With the new gun control act, they may also have to employ psychiatrists to make sure that people who borrow the firearms from the company are of sound mind.

---Applause

Mr. Speaker, I seek unanimous consent to conclude my statement.

NWT Tourism Industry And Outfitters
Item 3: Members' Statements

Page 1344

The Speaker Samuel Gargan

The Member for Yellowknife Frame Lake is seeking unanimous consent to conclude his statement. Are there any nays? There are no nays. Conclude your statement, Mr. Dent.

NWT Tourism Industry And Outfitters
Item 3: Members' Statements

Page 1344

Charles Dent Yellowknife Frame Lake

Thank you, Mr. Speaker and honourable Members. Mr. Speaker, an extensive financial investment and time commitment is required to run an outfitting business.

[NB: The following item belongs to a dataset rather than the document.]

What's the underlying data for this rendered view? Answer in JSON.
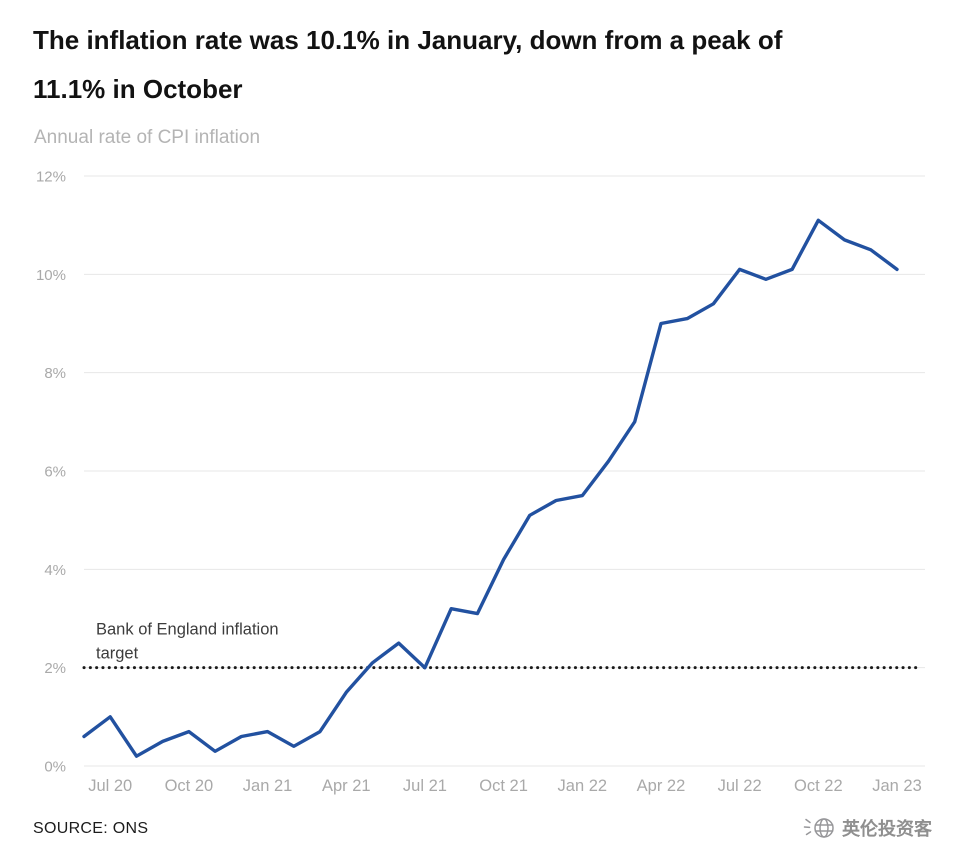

An average day is generally about 16 hours long, and a seven-day week is needed for the duration of a camp which includes setting up and tearing down. Of course, the guides are the hardest workers of all in an outfitting business. All of them, Mr. Speaker, have a significant capital investment in the north, with the average being over $300,000 in their business.

So, Mr. Speaker, there is an awful lot of employment and spin-off employment provided through this business, and all of the revenue is export or new revenue. It's new money into the NWT, not merely recirculated government money, it is new money coming in from outside.

Mr. Speaker, it's important to remember that tourism serves as a bridge between the Northwest Territories and the rest of the world, because it helps promote us as a world-class destination. We cannot afford to lose economic benefits that the tourism industry brings to us, and we must remember than an investment in tourism is an investment in our future.

NWT Tourism Industry And Outfitters
Item 3: Members' Statements

Page 1344

An Hon. Member

Hear! Hear!

---Applause

NWT Tourism Industry And Outfitters
Item 3: Members' Statements

Page 1344

Charles Dent Yellowknife Frame Lake

It's an industry that must be recognized, nurtured and promoted.

Mr. Speaker, I would like to see a close working relationship between the Department of Economic Development and Tourism, the new Western Arctic Regional Tourism Authority and all tourism operators to promote and enhance tourism in our region. We need to have a long-term, comprehensive tourism marketing strategy and program for the western Arctic. Thank you, Mr. Speaker.